A crise do livro

"Torre de Babel" construída com livros, em Buenos Aires, pela artista Marta Minujin

Por Lincoln Secco.

Para Ivana Jinkings, editora marxista.

Nada inquieta mais um leitor contumaz e bibliófilo pobre do que a perspectiva da leitura digital. É bem verdade que o advento da Televisão já prognosticava o fim do livro com suporte de papel. E é certo que a invenção da imprensa destronou para sempre o manuscrito (embora não com a rapidez que se imagina).

A produção do livro atingiu alturas inimagináveis com a III Revolução Industrial. O barateamento e a diminuição do ciclo de rotação do capital fixo e circulante invertido na edição e, por fim, o livro eletrônico ou disponível virtualmente on demand mimetizaram processos que ocorrem na indústria em geral: Just in time, salário por peça (terceirização) etc.

O ramo livreiro, no entanto, ainda guarda muito espaço para o artesanato e a atividade do escritor não se submete realmente ao capital. Daí por que é difícil prefigurar o fim do livro em papel.

Como disse recentemente Gunther Grass, muito provavelmente o livro voltará a ser o que era até o século XIX e um pouco depois: um bem valioso que se coleciona e se deixa como herança aos filhos. Um livro assim voltará a ser belamente encadernado. O prazer de ler também voltará a ser estético e físico.

Quanto ao conteúdo, é possível que só autores clássicos ou pensadores críticos e profundos venham a ter livros em papel. O livro virtual viverá muito bem nos futuros meios de informação que ainda sequer imaginamos. Hoje já se pode dizer que a maior parte das teses acadêmicas que são “publicadas” on line não precisam ser editadas em papel. Algumas o são por pura vaidade do autor ou porque as bancas de concurso de docentes talvez ainda valorizem edições tradicionais. Mas isto vai mudar e o autor não precisará pagar editoras ruins para lançar obras previsivelmente encalhadas.
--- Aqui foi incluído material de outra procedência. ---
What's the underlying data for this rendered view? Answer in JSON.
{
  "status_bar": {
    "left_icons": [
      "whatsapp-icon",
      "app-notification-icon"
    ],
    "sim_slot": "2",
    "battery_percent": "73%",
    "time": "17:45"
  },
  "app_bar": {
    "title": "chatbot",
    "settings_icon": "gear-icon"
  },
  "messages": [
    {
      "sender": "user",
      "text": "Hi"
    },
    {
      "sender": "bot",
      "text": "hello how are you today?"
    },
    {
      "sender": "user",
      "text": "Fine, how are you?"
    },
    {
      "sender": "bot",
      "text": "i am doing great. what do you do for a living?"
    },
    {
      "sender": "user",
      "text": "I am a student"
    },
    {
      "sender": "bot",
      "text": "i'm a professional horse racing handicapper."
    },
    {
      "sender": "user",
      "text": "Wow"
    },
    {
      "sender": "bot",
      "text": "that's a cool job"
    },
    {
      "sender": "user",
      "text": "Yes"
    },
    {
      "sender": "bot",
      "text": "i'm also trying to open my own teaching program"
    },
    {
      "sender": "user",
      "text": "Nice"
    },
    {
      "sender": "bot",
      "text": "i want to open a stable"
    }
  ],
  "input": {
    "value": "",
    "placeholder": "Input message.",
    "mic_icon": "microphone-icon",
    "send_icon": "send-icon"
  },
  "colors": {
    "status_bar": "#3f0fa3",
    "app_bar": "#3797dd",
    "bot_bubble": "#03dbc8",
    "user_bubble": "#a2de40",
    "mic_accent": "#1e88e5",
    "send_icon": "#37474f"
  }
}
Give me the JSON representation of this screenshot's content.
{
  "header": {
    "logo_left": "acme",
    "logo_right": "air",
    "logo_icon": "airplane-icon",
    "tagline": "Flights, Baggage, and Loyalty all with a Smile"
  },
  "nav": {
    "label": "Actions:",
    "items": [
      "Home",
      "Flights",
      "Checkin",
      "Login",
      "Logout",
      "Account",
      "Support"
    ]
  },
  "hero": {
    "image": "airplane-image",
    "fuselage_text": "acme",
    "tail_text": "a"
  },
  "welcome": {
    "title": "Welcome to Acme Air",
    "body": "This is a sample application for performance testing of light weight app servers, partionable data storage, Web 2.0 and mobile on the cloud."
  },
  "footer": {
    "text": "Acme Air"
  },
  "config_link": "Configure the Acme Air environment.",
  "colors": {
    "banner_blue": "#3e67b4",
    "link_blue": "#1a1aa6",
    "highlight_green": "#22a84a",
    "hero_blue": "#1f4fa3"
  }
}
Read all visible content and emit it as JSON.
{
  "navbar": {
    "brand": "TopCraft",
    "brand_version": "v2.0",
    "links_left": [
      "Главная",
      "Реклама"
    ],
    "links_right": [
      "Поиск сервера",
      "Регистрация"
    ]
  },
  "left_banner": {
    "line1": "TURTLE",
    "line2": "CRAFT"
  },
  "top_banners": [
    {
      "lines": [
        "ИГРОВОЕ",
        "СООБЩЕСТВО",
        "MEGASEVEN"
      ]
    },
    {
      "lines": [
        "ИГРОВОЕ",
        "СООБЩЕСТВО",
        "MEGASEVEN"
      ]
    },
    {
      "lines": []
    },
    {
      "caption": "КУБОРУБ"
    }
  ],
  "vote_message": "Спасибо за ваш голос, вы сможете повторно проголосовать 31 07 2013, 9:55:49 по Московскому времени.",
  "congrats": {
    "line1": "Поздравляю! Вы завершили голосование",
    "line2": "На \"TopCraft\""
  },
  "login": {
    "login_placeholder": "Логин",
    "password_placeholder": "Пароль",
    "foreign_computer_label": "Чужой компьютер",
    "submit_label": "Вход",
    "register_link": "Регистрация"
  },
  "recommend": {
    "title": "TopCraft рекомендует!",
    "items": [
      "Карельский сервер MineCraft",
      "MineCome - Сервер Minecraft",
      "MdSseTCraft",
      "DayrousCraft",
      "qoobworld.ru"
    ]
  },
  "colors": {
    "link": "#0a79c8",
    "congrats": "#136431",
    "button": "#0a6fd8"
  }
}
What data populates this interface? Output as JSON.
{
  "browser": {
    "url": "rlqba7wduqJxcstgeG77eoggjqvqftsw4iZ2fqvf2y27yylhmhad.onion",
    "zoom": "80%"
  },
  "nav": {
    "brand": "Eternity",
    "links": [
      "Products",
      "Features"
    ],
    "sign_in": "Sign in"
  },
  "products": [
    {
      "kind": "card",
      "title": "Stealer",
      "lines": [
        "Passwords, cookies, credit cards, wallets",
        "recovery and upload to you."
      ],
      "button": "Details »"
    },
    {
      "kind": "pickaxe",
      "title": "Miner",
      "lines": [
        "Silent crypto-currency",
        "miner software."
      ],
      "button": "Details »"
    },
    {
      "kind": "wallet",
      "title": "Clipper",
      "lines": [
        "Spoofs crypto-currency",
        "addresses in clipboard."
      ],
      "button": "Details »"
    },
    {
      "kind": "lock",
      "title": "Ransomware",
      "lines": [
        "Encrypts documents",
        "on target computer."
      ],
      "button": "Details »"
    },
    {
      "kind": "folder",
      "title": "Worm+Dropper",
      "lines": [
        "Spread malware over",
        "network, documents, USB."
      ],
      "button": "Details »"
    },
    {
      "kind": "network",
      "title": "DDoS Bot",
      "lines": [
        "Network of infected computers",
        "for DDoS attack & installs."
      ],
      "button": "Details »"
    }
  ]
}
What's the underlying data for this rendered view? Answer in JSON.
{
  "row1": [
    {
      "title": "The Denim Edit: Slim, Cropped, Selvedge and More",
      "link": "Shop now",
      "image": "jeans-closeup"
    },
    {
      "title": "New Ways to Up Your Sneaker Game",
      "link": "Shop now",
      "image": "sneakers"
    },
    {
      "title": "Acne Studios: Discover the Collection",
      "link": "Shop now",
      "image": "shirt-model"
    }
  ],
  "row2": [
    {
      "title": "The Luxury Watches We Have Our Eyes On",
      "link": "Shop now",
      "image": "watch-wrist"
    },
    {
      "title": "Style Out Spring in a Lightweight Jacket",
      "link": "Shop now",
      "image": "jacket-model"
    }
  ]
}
O que não implica que sejam inúteis. Elas serão mais pesquisadas através de programas “varredores” especializados da internet em busca de dados precisos.

Da mesma maneira, os Best Sellers dirigidos a públicos que lêem obras que são produtos de campanhas publicitárias e pesquisas de mercado, terão mais abrigo na internet e a razão é simples: ninguém relê Sidney Sheldon hoje em dia, assim como ninguém sabe quem foi Otavio de Feuillet ou Humberto de Campos, palavrosos e bem sucedidos escritores de suas épocas. Mas todos precisam retomar Dom Quixote ou Macunaíma. Estes viverão virtualmente para os leitores que quiserem fazer deles o uso prático (o mais conhecido é o resumo para vestibulares), mas serão lidos e relidos em papel pelos que preferirem refletir sobre a literatura.

O e-book é uma benção, pois vai diminuir o custo ecológico do livro, salvando árvores que eram consumidas por livros de consumo rápido e frenético. Afinal, na rede (virtual) tudo se faz com rapidez. Na rede (real) tudo se faz com prazer.

Sebos

O maior exemplo da pletora inútil de livros que se excederam no século XX são os sebos paulistanos. Acúmulos notáveis de obras magníficas ao lado de outras que nunca deveriam ocupar tanto espaço.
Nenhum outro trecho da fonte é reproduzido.